Stage I – before anesthesia

Stage II – after induction of anesthesia

Stage III – traumatic moment of the operation

Stage IV – end of the operation, stroke volume and minute volume of blood

With the restoration of consciousness in the postoperative period, a “pain scale” was used to assess the effectiveness of pain relief. To assess postoperative pain in adult patients, various modifications of the “visual analogue pain scale” are used, which include the patient’s subjective sensations. To date, numerous versions of the “pain scale” have been proposed for children of different age groups, based on an objective analysis of changes in the patient’s behavior and registration of individual physiological indicators.
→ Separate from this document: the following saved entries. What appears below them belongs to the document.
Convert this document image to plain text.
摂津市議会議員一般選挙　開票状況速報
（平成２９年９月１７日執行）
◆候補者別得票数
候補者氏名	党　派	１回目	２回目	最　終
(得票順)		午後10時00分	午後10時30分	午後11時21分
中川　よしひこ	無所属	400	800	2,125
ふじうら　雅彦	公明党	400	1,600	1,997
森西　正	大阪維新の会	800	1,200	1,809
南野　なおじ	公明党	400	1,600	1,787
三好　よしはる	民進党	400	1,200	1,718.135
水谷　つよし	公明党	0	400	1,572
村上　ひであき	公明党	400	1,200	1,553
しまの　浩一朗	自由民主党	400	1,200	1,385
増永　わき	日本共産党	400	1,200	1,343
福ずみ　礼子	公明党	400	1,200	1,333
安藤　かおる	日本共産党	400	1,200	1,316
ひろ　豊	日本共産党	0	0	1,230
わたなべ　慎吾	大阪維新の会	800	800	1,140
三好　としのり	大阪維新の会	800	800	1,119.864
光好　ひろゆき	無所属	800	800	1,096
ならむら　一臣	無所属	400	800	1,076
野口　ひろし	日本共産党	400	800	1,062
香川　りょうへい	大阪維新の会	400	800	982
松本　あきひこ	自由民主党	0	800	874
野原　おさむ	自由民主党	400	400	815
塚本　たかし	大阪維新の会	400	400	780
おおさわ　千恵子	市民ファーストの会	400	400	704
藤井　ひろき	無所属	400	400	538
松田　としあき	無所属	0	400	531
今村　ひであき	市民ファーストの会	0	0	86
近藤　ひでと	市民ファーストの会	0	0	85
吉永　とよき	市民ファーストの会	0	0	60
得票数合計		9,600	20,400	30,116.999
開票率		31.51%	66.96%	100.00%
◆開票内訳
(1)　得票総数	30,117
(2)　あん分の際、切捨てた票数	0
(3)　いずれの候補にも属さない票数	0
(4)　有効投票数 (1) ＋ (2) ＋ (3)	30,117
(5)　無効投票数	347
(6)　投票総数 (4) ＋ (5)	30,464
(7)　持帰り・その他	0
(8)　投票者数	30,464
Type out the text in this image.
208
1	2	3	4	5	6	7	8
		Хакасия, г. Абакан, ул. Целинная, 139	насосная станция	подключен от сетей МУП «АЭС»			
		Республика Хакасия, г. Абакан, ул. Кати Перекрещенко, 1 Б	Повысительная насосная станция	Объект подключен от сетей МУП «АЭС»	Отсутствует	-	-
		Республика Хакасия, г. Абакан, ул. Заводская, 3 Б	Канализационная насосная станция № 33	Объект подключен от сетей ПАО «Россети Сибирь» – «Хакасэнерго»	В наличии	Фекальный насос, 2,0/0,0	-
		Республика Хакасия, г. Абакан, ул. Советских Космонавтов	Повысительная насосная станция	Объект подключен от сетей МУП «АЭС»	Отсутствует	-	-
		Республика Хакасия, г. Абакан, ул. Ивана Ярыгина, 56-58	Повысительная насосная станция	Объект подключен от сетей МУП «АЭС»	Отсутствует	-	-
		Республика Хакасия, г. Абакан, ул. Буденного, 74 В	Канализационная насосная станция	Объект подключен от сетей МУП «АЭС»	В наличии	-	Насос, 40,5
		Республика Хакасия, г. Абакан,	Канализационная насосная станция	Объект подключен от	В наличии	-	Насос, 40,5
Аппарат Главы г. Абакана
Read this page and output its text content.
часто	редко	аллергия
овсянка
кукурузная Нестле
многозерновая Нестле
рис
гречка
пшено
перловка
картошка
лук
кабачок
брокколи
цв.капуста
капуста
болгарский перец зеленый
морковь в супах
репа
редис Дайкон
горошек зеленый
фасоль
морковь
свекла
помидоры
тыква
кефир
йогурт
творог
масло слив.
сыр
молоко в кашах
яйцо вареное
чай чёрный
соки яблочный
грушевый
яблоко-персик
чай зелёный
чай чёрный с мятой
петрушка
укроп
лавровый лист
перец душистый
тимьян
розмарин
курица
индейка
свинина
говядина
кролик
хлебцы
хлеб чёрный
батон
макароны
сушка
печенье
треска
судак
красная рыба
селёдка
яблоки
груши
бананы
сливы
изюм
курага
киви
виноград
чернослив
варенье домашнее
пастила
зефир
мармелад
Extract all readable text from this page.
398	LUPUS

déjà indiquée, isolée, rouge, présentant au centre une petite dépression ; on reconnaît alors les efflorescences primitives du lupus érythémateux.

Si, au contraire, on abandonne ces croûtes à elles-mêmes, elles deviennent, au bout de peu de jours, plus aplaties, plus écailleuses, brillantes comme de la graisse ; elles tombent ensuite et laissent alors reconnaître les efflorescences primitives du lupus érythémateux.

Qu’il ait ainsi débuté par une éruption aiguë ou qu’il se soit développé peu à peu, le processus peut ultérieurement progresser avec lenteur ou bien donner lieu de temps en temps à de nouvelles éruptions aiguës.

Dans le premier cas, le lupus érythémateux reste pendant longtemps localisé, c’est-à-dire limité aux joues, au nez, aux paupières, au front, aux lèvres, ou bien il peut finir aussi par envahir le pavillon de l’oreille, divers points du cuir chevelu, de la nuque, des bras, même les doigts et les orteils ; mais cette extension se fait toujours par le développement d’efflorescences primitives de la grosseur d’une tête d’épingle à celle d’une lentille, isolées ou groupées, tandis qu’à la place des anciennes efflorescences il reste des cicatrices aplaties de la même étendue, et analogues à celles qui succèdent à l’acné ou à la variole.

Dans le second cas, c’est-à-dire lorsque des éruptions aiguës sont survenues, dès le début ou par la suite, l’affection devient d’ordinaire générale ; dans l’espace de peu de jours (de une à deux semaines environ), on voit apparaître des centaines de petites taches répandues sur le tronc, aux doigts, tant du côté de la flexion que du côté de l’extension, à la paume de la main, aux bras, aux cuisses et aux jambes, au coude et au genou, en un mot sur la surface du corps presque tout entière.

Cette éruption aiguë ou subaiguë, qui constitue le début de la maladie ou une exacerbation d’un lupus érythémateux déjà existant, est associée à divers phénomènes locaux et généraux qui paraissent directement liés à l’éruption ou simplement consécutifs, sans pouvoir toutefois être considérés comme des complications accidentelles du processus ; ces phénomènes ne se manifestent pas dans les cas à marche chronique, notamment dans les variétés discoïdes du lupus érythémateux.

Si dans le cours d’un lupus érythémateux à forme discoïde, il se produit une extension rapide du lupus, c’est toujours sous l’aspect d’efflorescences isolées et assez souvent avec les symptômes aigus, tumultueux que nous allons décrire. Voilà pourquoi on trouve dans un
In our study, the effectiveness of the caudal block, after restoration of consciousness, was assessed based on the “pain scale” proposed by Hannallah et al. [15]. The authors used this pain scale to comparatively evaluate the effectiveness of pain relief during caudal anesthesia and n.n. blockade, ilioinguinalis (iliohypogastricus/iliohypogastricus) in children (Table 4). Dynamic assessment of caudal analgesia using a selected pain scale was carried out from the moment the patient was transferred to the recovery room and during the 2-hour postoperative period, with an interval of 30 minutes, or when changes in the patient’s condition occurred.

The adequacy of pain relief using a pain scale was assessed by an anesthesiologist or a trained ward nurse. A total score of less than 4 was considered satisfactory analgesia.

Thus, the results of this study showed that effective interruption of nociceptive impulses from the surgical site through caudal blockade and sufficient sedation can prevent pronounced activation of the body’s neurohumoral reactions to surgical stress under conditions of balanced regional anesthesia, and it was also revealed that the modern muscle relaxant rocuronium bromide allows for the concept of multicomponent anesthesia, causing complete relaxation of the striated muscles during surgery, which helps to effectively block pathological reactions in response to surgical stress.

1. Having compared the outcomes of surgical treatment, it was determined that the caudal block as part of general anesthesia is the optimal method of anesthetic protection in newborns with NEC.
2. A decrease in cortisol levels at stage 3 of the study by 10% (p <0.05) from the initial level, a decrease in heart rate by 9.2%, a decrease in IOC by 10.4% when using a caudal block, indicates the adequacy of the anesthesia used.